Открывая замок квартиры, Генка услышал звуки скрипки. Значит, Лена дома, занимается. И в душе снова всё затряслось, словно смычком водили она не по струнам, а по Генкиному кровоточащему сердцу. На похмельный синдром эта боль не походила. Это было что-то новое, сладостно-горькое, трепетно-тревожное, отчаянно-умиротворенное. Словом, гремучая смесь, в которой трудно разобраться.
Лена, внучка его соседки, Марии Филипповны, перешла жить к бабушке из общежития месяц назад. Училась в консерватории, по классу скрипки. У них там, в студенческом общежитии, трубы разморозило. Целыми днями на скрипке играла, тренировалась. Сколько терпения иметь надо?! И Генке это даже нравилось. А Гоша, третий их жилец, хоть и редко в этой квартире появлялся, демонстративно ватой уши затыкал и тихонько матерился. Генка это по его толстым губам видел, но ни Марию Филипповну, ни Лену, ни скрипку с ним не обсуждал. Не его дело! Зато на кухне теперь все время духами пахло. И в ванной был порядок. Сначала на глаза девушке Генка старался не попадаться.

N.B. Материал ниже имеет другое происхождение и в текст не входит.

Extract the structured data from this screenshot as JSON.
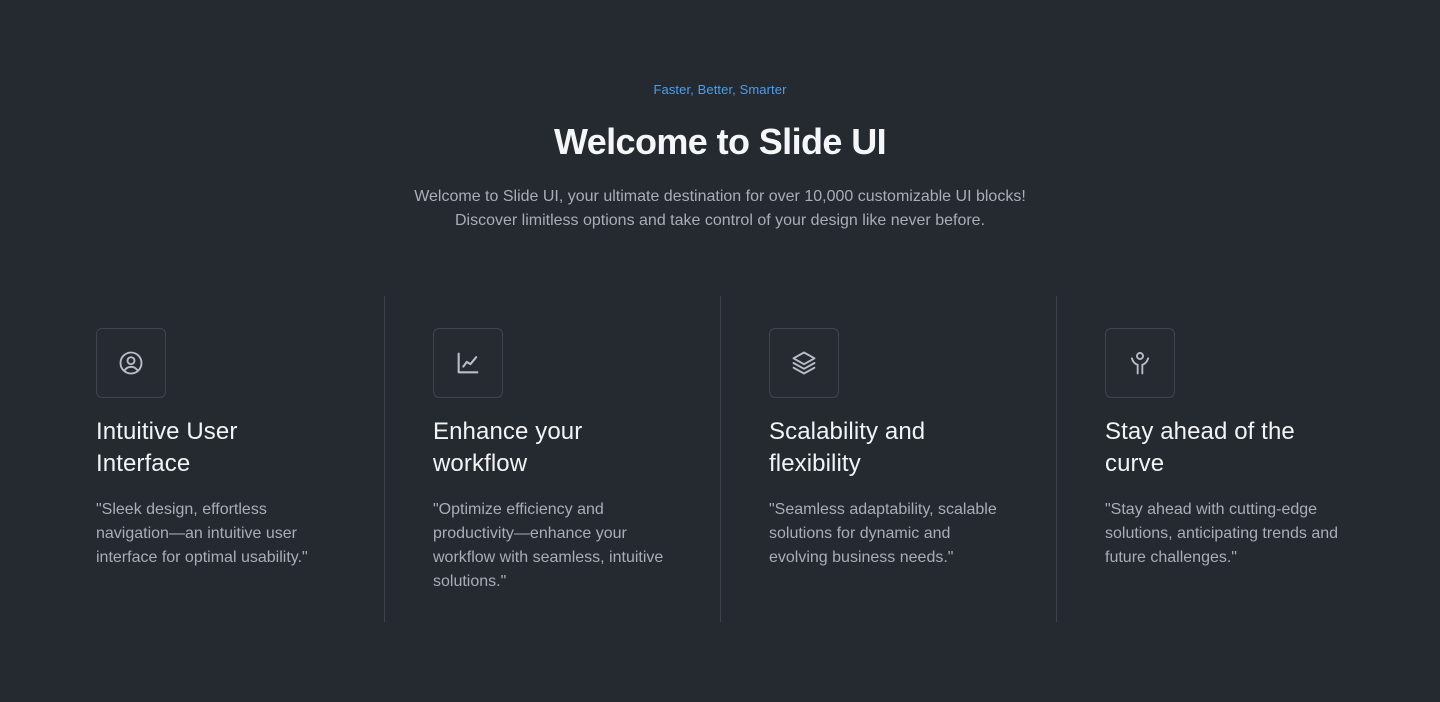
{
  "hero": {
    "eyebrow": "Faster, Better, Smarter",
    "title": "Welcome to Slide UI",
    "subtitle": "Welcome to Slide UI, your ultimate destination for over 10,000 customizable UI blocks! Discover limitless options and take control of your design like never before."
  },
  "features": [
    {
      "icon": "user-circle-icon",
      "title": "Intuitive User Interface",
      "description": "\"Sleek design, effortless navigation—an intuitive user interface for optimal usability.\""
    },
    {
      "icon": "chart-line-icon",
      "title": "Enhance your workflow",
      "description": "\"Optimize efficiency and productivity—enhance your workflow with seamless, intuitive solutions.\""
    },
    {
      "icon": "layers-icon",
      "title": "Scalability and flexibility",
      "description": "\"Seamless adaptability, scalable solutions for dynamic and evolving business needs.\""
    },
    {
      "icon": "person-arms-up-icon",
      "title": "Stay ahead of the curve",
      "description": "\"Stay ahead with cutting-edge solutions, anticipating trends and future challenges.\""
    }
  ],
  "colors": {
    "background": "#252a31",
    "accent": "#4b9fea",
    "text_primary": "#f2f3f5",
    "text_muted": "#a9aeb6",
    "divider": "#3d434c"
  }
}
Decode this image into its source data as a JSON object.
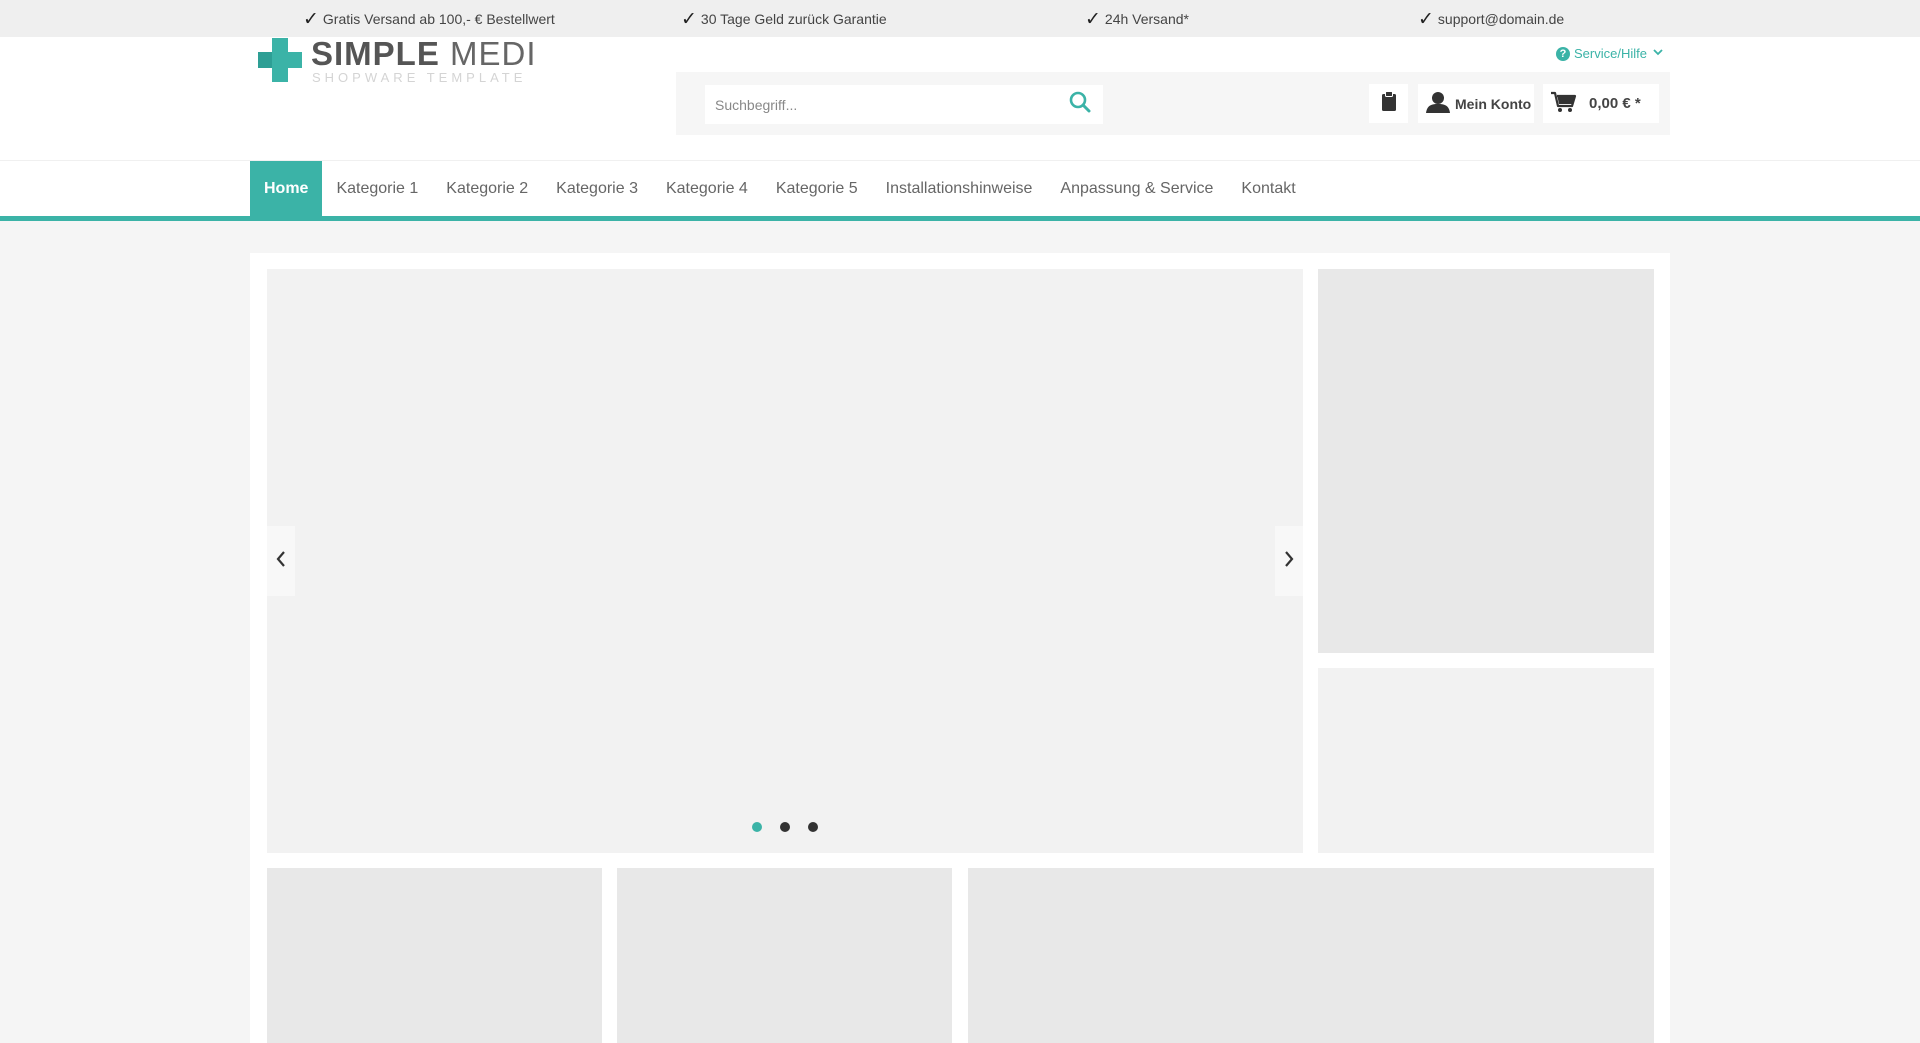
{
  "topbar": {
    "usps": [
      "Gratis Versand ab 100,- € Bestellwert",
      "30 Tage Geld zurück Garantie",
      "24h Versand*",
      "support@domain.de"
    ]
  },
  "logo": {
    "name_bold": "SIMPLE",
    "name_light": " MEDI",
    "tagline": "SHOPWARE TEMPLATE"
  },
  "header": {
    "service_label": "Service/Hilfe",
    "search_placeholder": "Suchbegriff...",
    "account_label": "Mein Konto",
    "cart_total": "0,00 € *"
  },
  "nav": {
    "items": [
      {
        "label": "Home",
        "active": true
      },
      {
        "label": "Kategorie 1"
      },
      {
        "label": "Kategorie 2"
      },
      {
        "label": "Kategorie 3"
      },
      {
        "label": "Kategorie 4"
      },
      {
        "label": "Kategorie 5"
      },
      {
        "label": "Installationshinweise"
      },
      {
        "label": "Anpassung & Service"
      },
      {
        "label": "Kontakt"
      }
    ]
  },
  "slider": {
    "slide_count": 3,
    "active_slide": 1
  },
  "colors": {
    "accent": "#3bb3a7",
    "topbar_bg": "#efefef",
    "placeholder_box": "#f2f2f2"
  },
  "icons": [
    "check-icon",
    "question-icon",
    "chevron-down-icon",
    "search-icon",
    "notepad-icon",
    "user-icon",
    "cart-icon",
    "chevron-left-icon",
    "chevron-right-icon"
  ]
}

Не в том состоянии был, чтобы знакомиться. Иногда краем глаза из прихожей видел её мельканье на кухне. Про себя отмечал: красивая. Конечно, можно бы и познакомиться. А что? Он парень видный, когда не пьёт. Ему многие девчонки глазки строят. Только свистни - набегут. Но ему такая, как мать, нужна. Лена чем-то на неё похожа. Нет, не внешне, и даже не манерами. Взгляды на жизнь у них одинаковые. Лена не пьёт, не курит. Одевается скромно. Но как познакомиться? И всё-таки знакомство состоялось. У Марии Филипповны в комнате пробки перегорели. Лена робко так к нему постучала: “Молодой человек, вы не поможете? У нас что-то со светом случилось”. И, пока он с проводкой возился, в коридоре возле щитка рядом с ним отстояла. Он даже спиной её присутствие ощущал. Проводку, конечно, сделал. Ему, мужику, это — раз плюнуть. А она потом пирог на тарелке принесла. Вкусный пирог, с брусникой. За чаем и познакомились. Про работу спросила. Сказал, что ищет. Ну что ж, правду и сказал. Работать нужно, а то чокнуться можно. С тех пор кровать каждый день заправлять стал. Мало ли зайдет. И пол в комнате намыл. И мусор на ночь каждый день выносить стал. А самое главное, — картину с обнажённой фурией на буйволе в контейнер выкинул. Да ещё мазутом облил, чтобы никто больше в руки взять не соблазнился. Больше всего мучился с наколкой на предплечье. Три дня перед зеркалом отпотел, проклиная себя за дурость. Свел-таки! Только рука стала похожа на бревно. Так раздуло…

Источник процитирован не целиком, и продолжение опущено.